Certainly, I need to pray more. It smells great.

Weary minds playing 4D chess

Watching my way through a classic James Bond film recently, something stuck out at me: The chess master Kronsteen thinks he has conceived of every possible variable in the plan to set up and finally kill the ultimate gentleman spy (From Russia with love).


Kronsteen misses the possibility that the Russian femme used to pull James Bond into the plot may in fact fall in love with the English spy, and it is this wrinkle in his plan that causes his abrupt and unforgiving termination from SPECTRE via a poison-barbed boot.


I noticed the same temptation in me: to try out-think every problem and scenario until I have a solution, even if I’m powerless to implement the solution.


This is a deeply ingrained habit of my thinking, moulded by reductionism and the belief that every problem, like every physical artefact or system can be reduced to its components, analysed and conquered through the application of logic.


Reductionism is useful and technically competent, however it has shortcomings when looking at the world through the eyes of faith.


Recently I’ve been reading through a series on YouVersion: Get out of your head (reading plan from Jennie Allen). She starts off by pointing to Paul’s second letter to the Corinthians and the idea of taking every thought captive.


You could put that in other words as gaining control over your thoughts.


As Christians it’s easy to think incorrectly. John Piper provides a more comprehensive theological perspective, framing thinking as a battle. Paul uses combat and siege imagery: Destroying arguments, taking thoughts captive. However this refers to the thoughts of those who oppose God in the context of the passage.


What does that have to do with the Christian? Plenty. The Christian often comes out of an unregenerate mode of thinking and old habits can attempt to re-emerge. To say nothing of the idea that sin can corrupt our thinking. If Adam – with all the advantages of being innocent up until that point – could reason his way into original sin, then we can fall short as well. And do.


Piper summarizes it in a way that makes it easy to understand. The Christian should submit their thinking to Biblical scrutiny and ask the Holy Spirit to work in their thought life.


This is not a strength of mine.
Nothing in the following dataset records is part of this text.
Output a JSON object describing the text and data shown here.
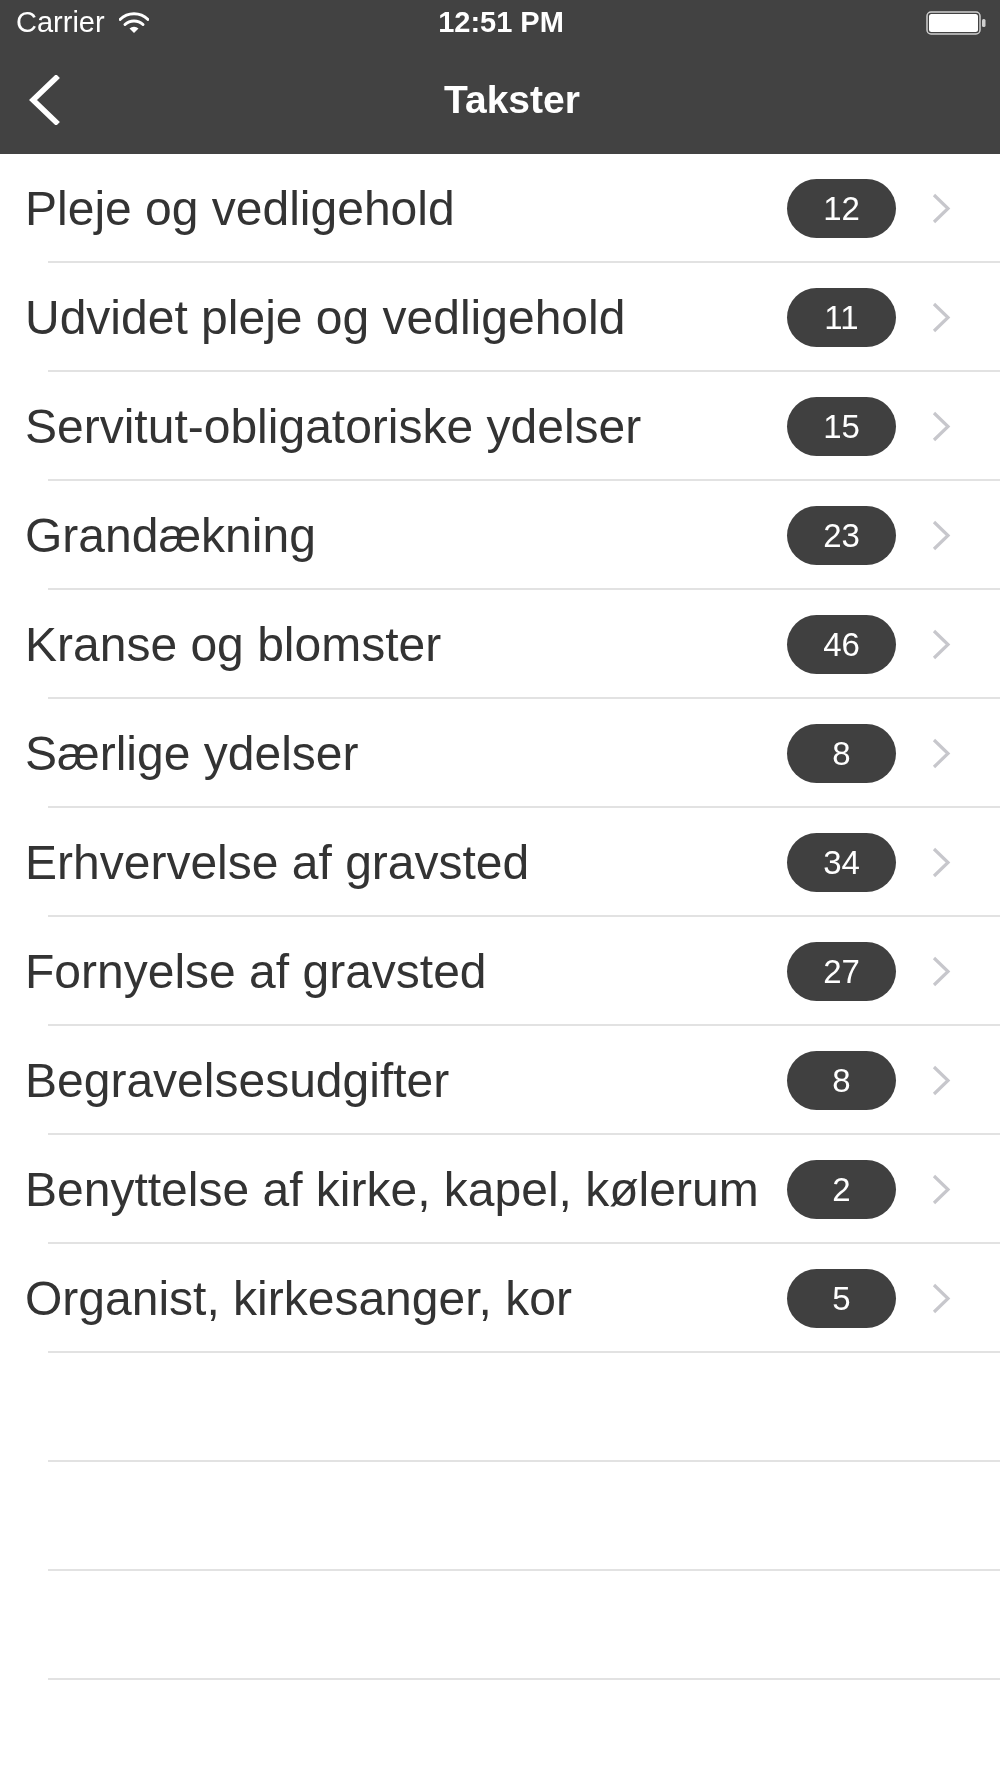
{
  "status_bar": {
    "carrier": "Carrier",
    "time": "12:51 PM"
  },
  "nav_bar": {
    "title": "Takster"
  },
  "list": {
    "items": [
      {
        "label": "Pleje og vedligehold",
        "count": "12"
      },
      {
        "label": "Udvidet pleje og vedligehold",
        "count": "11"
      },
      {
        "label": "Servitut-obligatoriske ydelser",
        "count": "15"
      },
      {
        "label": "Grandækning",
        "count": "23"
      },
      {
        "label": "Kranse og blomster",
        "count": "46"
      },
      {
        "label": "Særlige ydelser",
        "count": "8"
      },
      {
        "label": "Erhvervelse af gravsted",
        "count": "34"
      },
      {
        "label": "Fornyelse af gravsted",
        "count": "27"
      },
      {
        "label": "Begravelsesudgifter",
        "count": "8"
      },
      {
        "label": "Benyttelse af kirke, kapel, kølerum",
        "count": "2"
      },
      {
        "label": "Organist, kirkesanger, kor",
        "count": "5"
      }
    ]
  }
}
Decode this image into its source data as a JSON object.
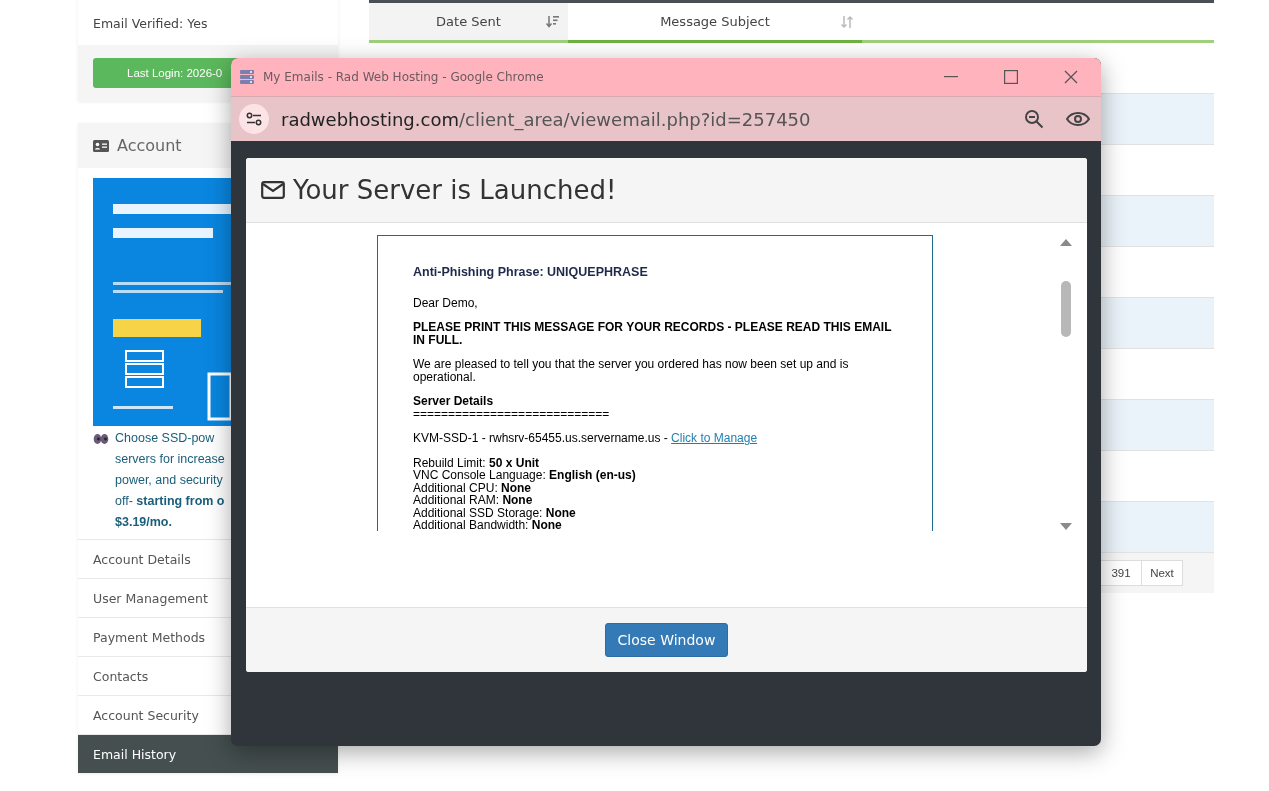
{
  "profile": {
    "email_verified": "Email Verified: Yes",
    "last_login": "Last Login: 2026-0"
  },
  "account": {
    "title": "Account",
    "banner": {
      "kind": "picture"
    },
    "promo_lines": [
      "Choose SSD-pow",
      "servers for increase",
      "power, and security",
      "off- **starting from o**",
      "**$3.19/mo.**"
    ],
    "items": [
      {
        "label": "Account Details",
        "selected": false
      },
      {
        "label": "User Management",
        "selected": false
      },
      {
        "label": "Payment Methods",
        "selected": false
      },
      {
        "label": "Contacts",
        "selected": false
      },
      {
        "label": "Account Security",
        "selected": false
      },
      {
        "label": "Email History",
        "selected": true
      }
    ]
  },
  "table": {
    "columns": [
      {
        "label": "Date Sent",
        "sorted": true
      },
      {
        "label": "Message Subject",
        "sorted": false
      }
    ],
    "rows": [
      {
        "striped": false
      },
      {
        "striped": true
      },
      {
        "striped": false
      },
      {
        "striped": true
      },
      {
        "striped": false
      },
      {
        "striped": true
      },
      {
        "striped": false
      },
      {
        "striped": true
      },
      {
        "striped": false
      },
      {
        "striped": true
      }
    ],
    "pagination": [
      "391",
      "Next"
    ]
  },
  "popup": {
    "title": "My Emails - Rad Web Hosting - Google Chrome",
    "url_host": "radwebhosting.com",
    "url_path": "/client_area/viewemail.php?id=257450",
    "heading": "Your Server is Launched!",
    "email": {
      "anti_phishing": "Anti-Phishing Phrase: UNIQUEPHRASE",
      "greeting": "Dear Demo,",
      "notice": "PLEASE PRINT THIS MESSAGE FOR YOUR RECORDS - PLEASE READ THIS EMAIL IN FULL.",
      "intro": "We are pleased to tell you that the server you ordered has now been set up and is operational.",
      "section_title": "Server Details",
      "separator": "============================",
      "server_line": "KVM-SSD-1 - rwhsrv-65455.us.servername.us - ",
      "manage_link": "Click to Manage",
      "details": [
        {
          "label": "Rebuild Limit: ",
          "value": "50 x Unit"
        },
        {
          "label": "VNC Console Language: ",
          "value": "English (en-us)"
        },
        {
          "label": "Additional CPU: ",
          "value": "None"
        },
        {
          "label": "Additional RAM: ",
          "value": "None"
        },
        {
          "label": "Additional SSD Storage: ",
          "value": "None"
        },
        {
          "label": "Additional Bandwidth: ",
          "value": "None"
        }
      ]
    },
    "close_button": "Close Window"
  }
}
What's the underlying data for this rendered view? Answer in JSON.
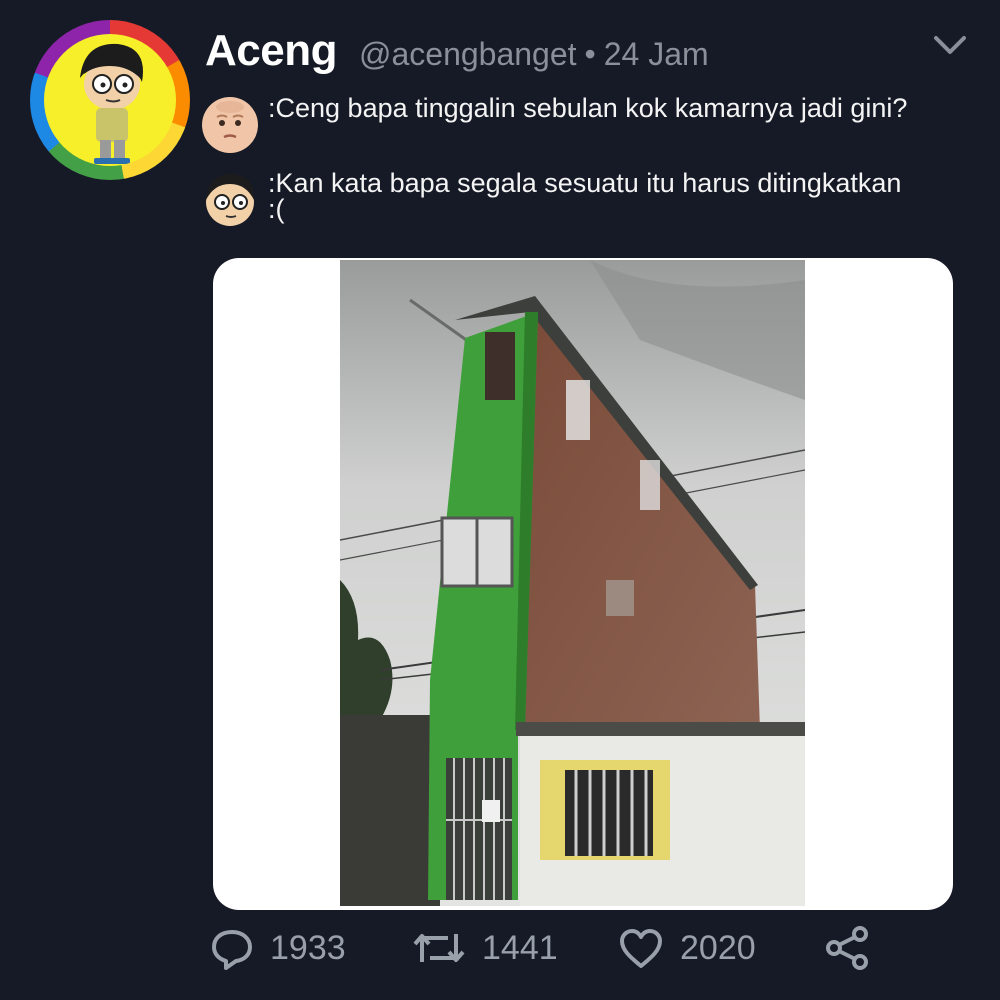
{
  "tweet": {
    "display_name": "Aceng",
    "handle": "@acengbanget",
    "separator": "•",
    "time": "24 Jam",
    "menu_icon": "chevron-down-icon"
  },
  "dialogue": [
    {
      "speaker_icon": "baby-face-icon",
      "text": ":Ceng bapa tinggalin sebulan kok kamarnya jadi gini?"
    },
    {
      "speaker_icon": "cartoon-boy-face-icon",
      "text": ":Kan kata bapa segala sesuatu itu harus ditingkatkan :("
    }
  ],
  "actions": {
    "reply_count": "1933",
    "retweet_count": "1441",
    "like_count": "2020",
    "share_icon": "share-icon"
  },
  "colors": {
    "background": "#161a26",
    "muted_text": "#8a8f99",
    "card": "#ffffff",
    "building_green": "#3f9f3a"
  }
}
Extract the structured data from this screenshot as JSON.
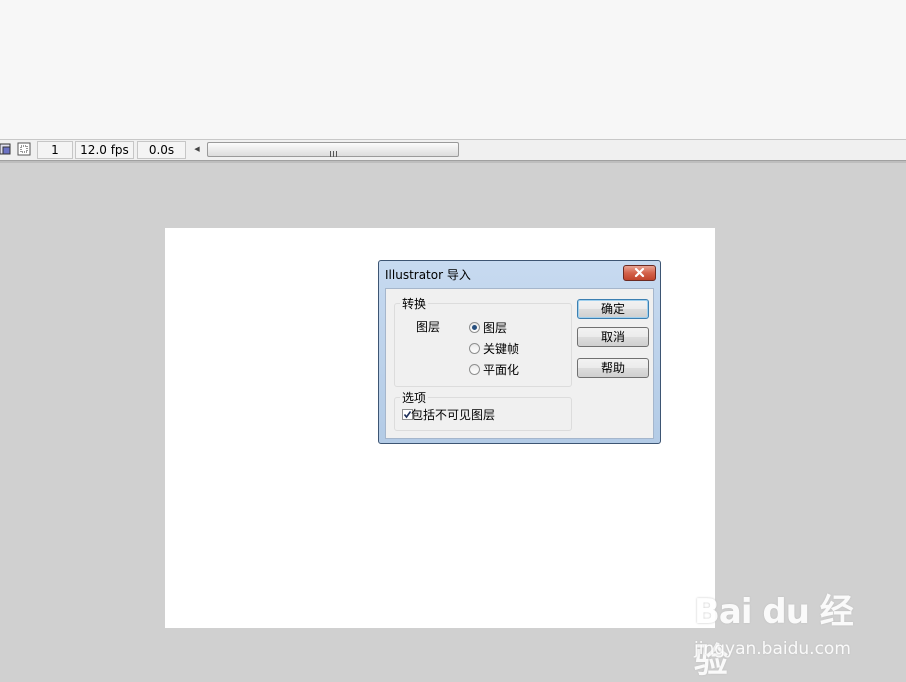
{
  "status_bar": {
    "frame": "1",
    "fps": "12.0 fps",
    "time": "0.0s",
    "scroll_left_icon": "scroll-left-arrow",
    "grip": "III"
  },
  "dialog": {
    "title": "Illustrator 导入",
    "convert_group": {
      "label": "转换",
      "row_label": "图层",
      "options": [
        {
          "label": "图层",
          "selected": true
        },
        {
          "label": "关键帧",
          "selected": false
        },
        {
          "label": "平面化",
          "selected": false
        }
      ]
    },
    "options_group": {
      "label": "选项",
      "include_invisible_label": "包括不可见图层",
      "include_invisible_checked": true
    },
    "buttons": {
      "ok": "确定",
      "cancel": "取消",
      "help": "帮助"
    }
  },
  "watermark": {
    "logo": "Bai du 经验",
    "url": "jingyan.baidu.com"
  },
  "colors": {
    "stage": "#ffffff",
    "workspace": "#d0d0d0",
    "close_button": "#c0442c",
    "title_bar": "#b9cfe9"
  }
}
Often I don’t consult Scripture and opt instead for the counsel of Google and other online forums. I look at the problems in front of me: ill health, Bernie Sanders and the prospect of a socialist juggernaut in America, the South African economy in its second year of recession. You name the problem and I war-game it. Multiple angles, looking for solutions, using everything except perspective.


A peaceful scene from an anxious place


Like breathing in anxiety and breathing our panic.


Biblical perspective is what I need. What we all need.


A weary mind playing 4D chess, but needing Biblical perspective. Less news. More truth.